Opina que los menores están ubicados en una posición de total vulnerabilidad: son maltratados, padecen desnutrición y carecen de afecto, y para colmo van a una escuela destruida, sin acceso a agua, energía, sin techo y con un sinfín de carencias.

De allí que señala el tema de más inversión como fundamental para enfrentar la problemática, aunque reconoce que ya organismos como Inprhu, al que pertenece, incluso con el aval del Ministerio de Educación, Mined, están promoviendo iniciativas  que atienden la vulnerabilidad de los escolares a la violencia a través de la promoción de la psicoafectivadad en las aulas.

Pero para garantizar que esa atención integral se lleve a nivel macro, Moreira hace énfasis en que el Estado asigne a Educación al menos el 7% del Producto Interno Bruto, PIB, que mejore el salario de los docentes, actualice la currícula, permita que menos niños queden fuera de las aulas y que invierta más en la formación de los educadores.

En la realidad, Educación recibe el 3.65% del PIB, y si se vuelve la mirada a los subsistemas educativos, nos encontramos que el empirismo atenta contra la educación pertinente y de calidad que se demanda. En Secundaria, el 44.7% de los profesores son empíricos y en Primaria el 26.4 %.

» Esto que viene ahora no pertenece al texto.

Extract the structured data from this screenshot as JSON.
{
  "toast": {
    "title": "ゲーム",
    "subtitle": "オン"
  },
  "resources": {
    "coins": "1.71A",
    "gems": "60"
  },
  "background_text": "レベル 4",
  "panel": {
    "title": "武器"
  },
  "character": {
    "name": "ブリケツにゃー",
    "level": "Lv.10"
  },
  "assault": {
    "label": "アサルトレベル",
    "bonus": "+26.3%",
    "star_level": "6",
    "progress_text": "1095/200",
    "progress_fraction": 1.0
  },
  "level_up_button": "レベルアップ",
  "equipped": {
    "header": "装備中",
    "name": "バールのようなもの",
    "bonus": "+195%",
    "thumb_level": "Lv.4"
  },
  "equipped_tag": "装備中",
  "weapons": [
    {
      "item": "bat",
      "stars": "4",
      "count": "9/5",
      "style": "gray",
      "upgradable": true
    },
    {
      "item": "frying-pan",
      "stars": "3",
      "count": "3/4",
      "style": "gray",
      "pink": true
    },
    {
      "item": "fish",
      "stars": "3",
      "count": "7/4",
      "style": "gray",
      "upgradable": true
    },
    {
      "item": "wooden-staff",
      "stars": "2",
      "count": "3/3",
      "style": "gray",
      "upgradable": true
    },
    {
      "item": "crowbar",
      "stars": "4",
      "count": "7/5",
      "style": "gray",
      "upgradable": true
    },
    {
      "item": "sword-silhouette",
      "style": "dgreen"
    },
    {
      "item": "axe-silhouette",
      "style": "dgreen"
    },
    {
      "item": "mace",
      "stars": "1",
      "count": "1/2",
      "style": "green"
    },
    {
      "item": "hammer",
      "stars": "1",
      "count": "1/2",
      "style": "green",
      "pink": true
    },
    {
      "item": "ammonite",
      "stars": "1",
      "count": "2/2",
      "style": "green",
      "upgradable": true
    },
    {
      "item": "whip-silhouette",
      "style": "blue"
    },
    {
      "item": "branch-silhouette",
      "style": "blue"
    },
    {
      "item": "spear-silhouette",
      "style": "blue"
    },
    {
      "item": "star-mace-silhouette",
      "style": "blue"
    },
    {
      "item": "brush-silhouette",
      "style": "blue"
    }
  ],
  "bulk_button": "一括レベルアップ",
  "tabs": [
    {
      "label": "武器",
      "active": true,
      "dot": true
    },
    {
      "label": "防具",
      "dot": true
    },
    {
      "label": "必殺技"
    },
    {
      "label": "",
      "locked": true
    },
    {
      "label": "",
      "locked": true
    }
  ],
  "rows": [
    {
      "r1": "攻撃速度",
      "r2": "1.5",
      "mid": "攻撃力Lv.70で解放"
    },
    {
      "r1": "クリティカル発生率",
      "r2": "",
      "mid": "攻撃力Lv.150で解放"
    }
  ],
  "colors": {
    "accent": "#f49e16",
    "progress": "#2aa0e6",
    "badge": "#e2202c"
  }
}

También el 50% de los colegios públicos tiene problemas con el acceso al agua potable, y se estima que medio millón de niños están fuera de las aulas, en su mayoría con serio nivel de deterioro.

Existen iniciativas
En medio de todas las carencias,  el Inprhu, por ejemplo, impulsa un programa de acompañamiento escolar a niños trabajadores, del cual se ha derivado la promoción de la educación integral en 26 colegios de la capital, que propone la relación escuela-sociedad como elemento clave para atacar la violencia que afecta a los menores.

Están impulsando este modelo bajo el concepto de una escuela protectora e integradora que reconoce al maestro como elemento importante para identificar los factores de riesgo de los alumnos, entre los que menciona la explotación sexual, el maltrato y el consumo de drogas.

Dice que esa violencia que alarma cuando se presentan acontecimientos como el homicidio en una escuela de Ocotal, cometido por un estudiante contra su compañero, se deriva de ese ambiente donde reina el maltrato y la transgresión a los derechos de los menores.

Moreira habla del adultismo, machismo, falta de visión en la relación con los niños, pues la sociedad no los reconoce como sujetos activos, transformadores y con derecho. También menciona los errados patrones de educar a través del golpe.

Hay que educar con ternura, y para lograrlo la escuela debe abrirse a los padres, un paso que también demanda de más recursos, según expuso Moreira.

Dice que es tarea de la escuela reeducar a la familia en nuevos modelos de educación basados en el establecimiento de límites con los menores, pero desde una perspectiva que se les permita opinar. “La educación no solo es el tema del conocimiento”, apunta.